Вскоре по приезде из Москвы я встретился со своим близким другом, Олегом Вагановым — тоже историком, окончившим истфак на три года раньше меня. В 1949 году он был доцентом Исторического факультета и работал в Институте истории Академии наук. С Олегом Вагановым мы подружились еще до войны на истфаке. Вышли как-то раз вместе после очередного бурного комсомольского собрания, происходившего в актовом зале Университета. Я как-то сразу проникся доверием к этому высокому юноше с прямыми светлыми волосами, которые он то и дело откидывал рукой со лба. Подкупала его улыбка — умная и добрая. Огонек иронии всегда возжигался в его серых глазах, о чем бы он ни говорил.

Мы долго гуляли в тот вечер после собрания по набережной Невы. Было зябко и холодно, но расставаться не хотелось. Мы говорили о том, что было на собрании. Радовались, что удалось спасти от исключения из комсомола очередного студента, «потерявшего бдительность» и не разоблачившего «заклятого врага народа» — собственного отца. Говорили об общей обстановке, об арестах, о процессах над бывшими соратниками Ленина. Мы уже немало понимали тогда. Во всяком случае, террор Сталина против героев революции и гражданской войны мы оценивали, как теперь говорят, однозначно — как его борьбу за установление личной власти. Обвинениям сотен тысяч членов партии в шпионаже и диверсиях в пользу иностранных разведок мы не верили ни на йоту.

После войны наша дружба с Олегом Вагановым окрепла. Не так много товарищей по довоенному истфаку осталось в живых. Тем крепче дружили те, кто уцелел. Довоенные воспоминания тогда очень сближали переживших войну людей. После войны мы с Олегом часто встречались по вечерам вместе с женами. Говорили мы с ним по-прежнему вполне откровенно. И вот, по возвращении из Москвы в марте 1949 года, я поспешил к своему другу, чтобы поделиться радостными для меня итогами моей поездки. Олег выслушал меня молча, потом произнес какие-то слова, вроде «молодец», «поздравляю». Я не заметил на его лице никаких признаков столь знакомой мне приветливой улыбки.

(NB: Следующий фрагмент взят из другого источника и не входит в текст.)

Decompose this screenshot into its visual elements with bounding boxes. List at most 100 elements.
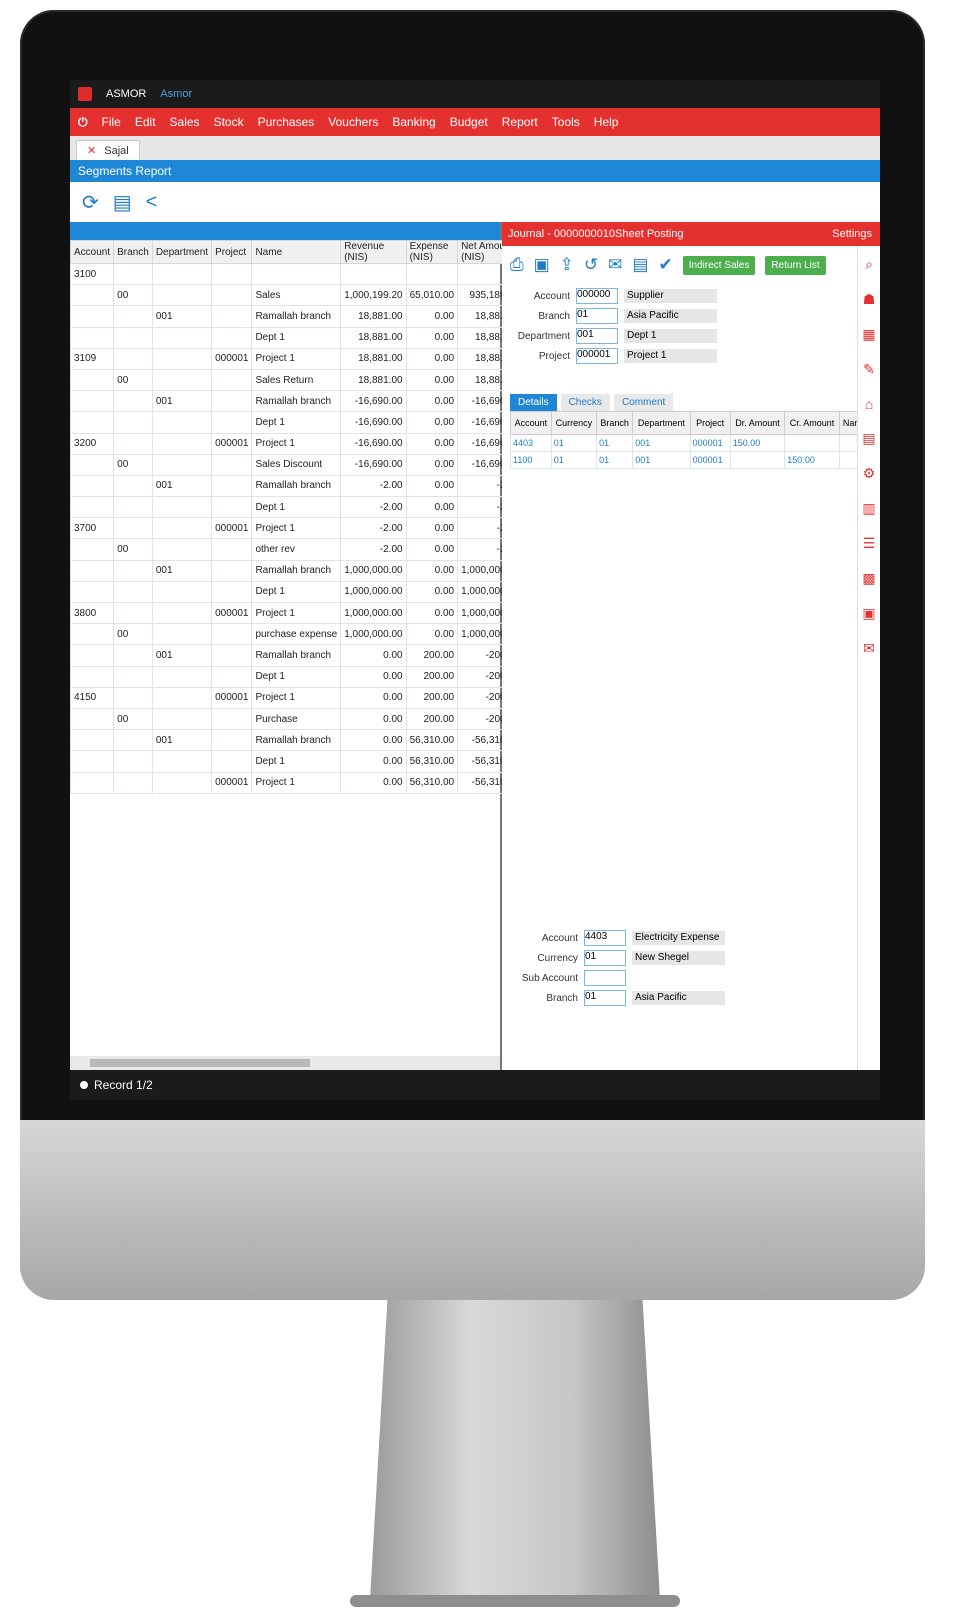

— Вот что, — сказал он после довольно долгого молчания. — Когда тебя не было, меня вызывали в Большой дом на допрос.

Я почувствовал недоброе.

— Спрашивали про тебя. О твоей антисоветской деятельности.

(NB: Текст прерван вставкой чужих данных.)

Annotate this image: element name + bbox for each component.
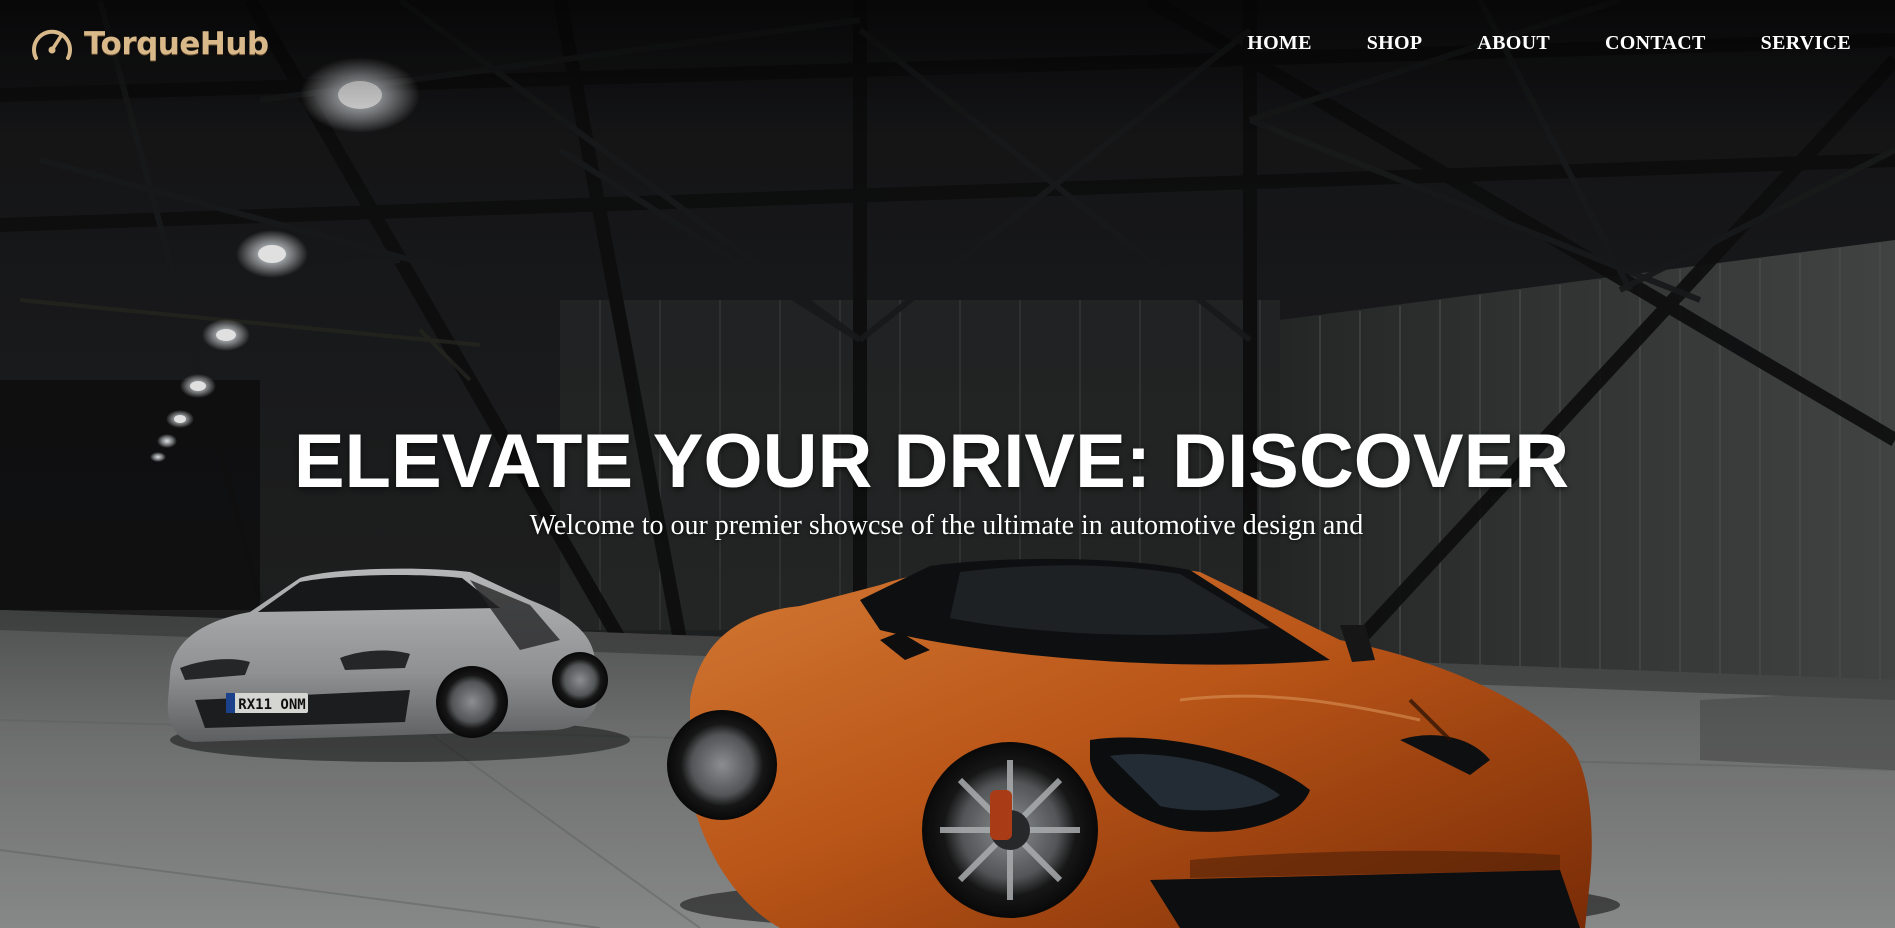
nav-service[interactable]: SERVICE (1761, 32, 1851, 55)
nav-shop[interactable]: SHOP (1367, 32, 1423, 55)
nav-about[interactable]: ABOUT (1477, 32, 1550, 55)
main-nav: HOME SHOP ABOUT CONTACT SERVICE (1192, 32, 1851, 55)
page: RX11 ONM TorqueHub HOME SHOP ABOUT CONTA… (0, 0, 1895, 928)
nav-home[interactable]: HOME (1247, 32, 1312, 55)
hero-title: ELEVATE YOUR DRIVE: DISCOVER (293, 419, 1570, 504)
site-header: TorqueHub HOME SHOP ABOUT CONTACT SERVIC… (0, 0, 1895, 92)
brand-name: TorqueHub (84, 26, 269, 62)
brand-logo[interactable]: TorqueHub (30, 24, 269, 64)
nav-contact[interactable]: CONTACT (1605, 32, 1706, 55)
speedometer-icon (30, 24, 74, 64)
hero-subtitle: Welcome to our premier showcse of the ul… (529, 510, 1364, 541)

Ваганов подробно рассказал мне о допросе. Участвовали в разговоре с ним несколько сотрудников отдела, «обслуживавшего» учреждения науки и культуры. Кстати сказать, слово «обслуживать» употреблялось в «компетентных органах» совершенно серьезно, без всякого юмора. Уполномоченный такой-то «обслуживал», скажем, Публичную библиотеку, а такой-то — Университет и т. д. Соответствующие отделы «обслуживали» определенные отрасли — науку, культуру, транспорт и т. д. Не надзирали, не выслеживали, а именно обслуживали. Пикантная лексика!

По словам Олега от него добивались показаний о том, что я вел антисоветские разговоры, пытался опорочить вождя народов, приписывал победу в Отечественной войне исключительно помощи союзников… А главное — пытался под видом описания событий XVI века поставить под сомнение правдивость «Краткого курса истории ВКП(б)». Ваганов назвал все эти обвинения смехотворными и решительно отказался давать какие-либо показания о моей антисоветской деятельности. При этом он наговорил обо мне много хорошего.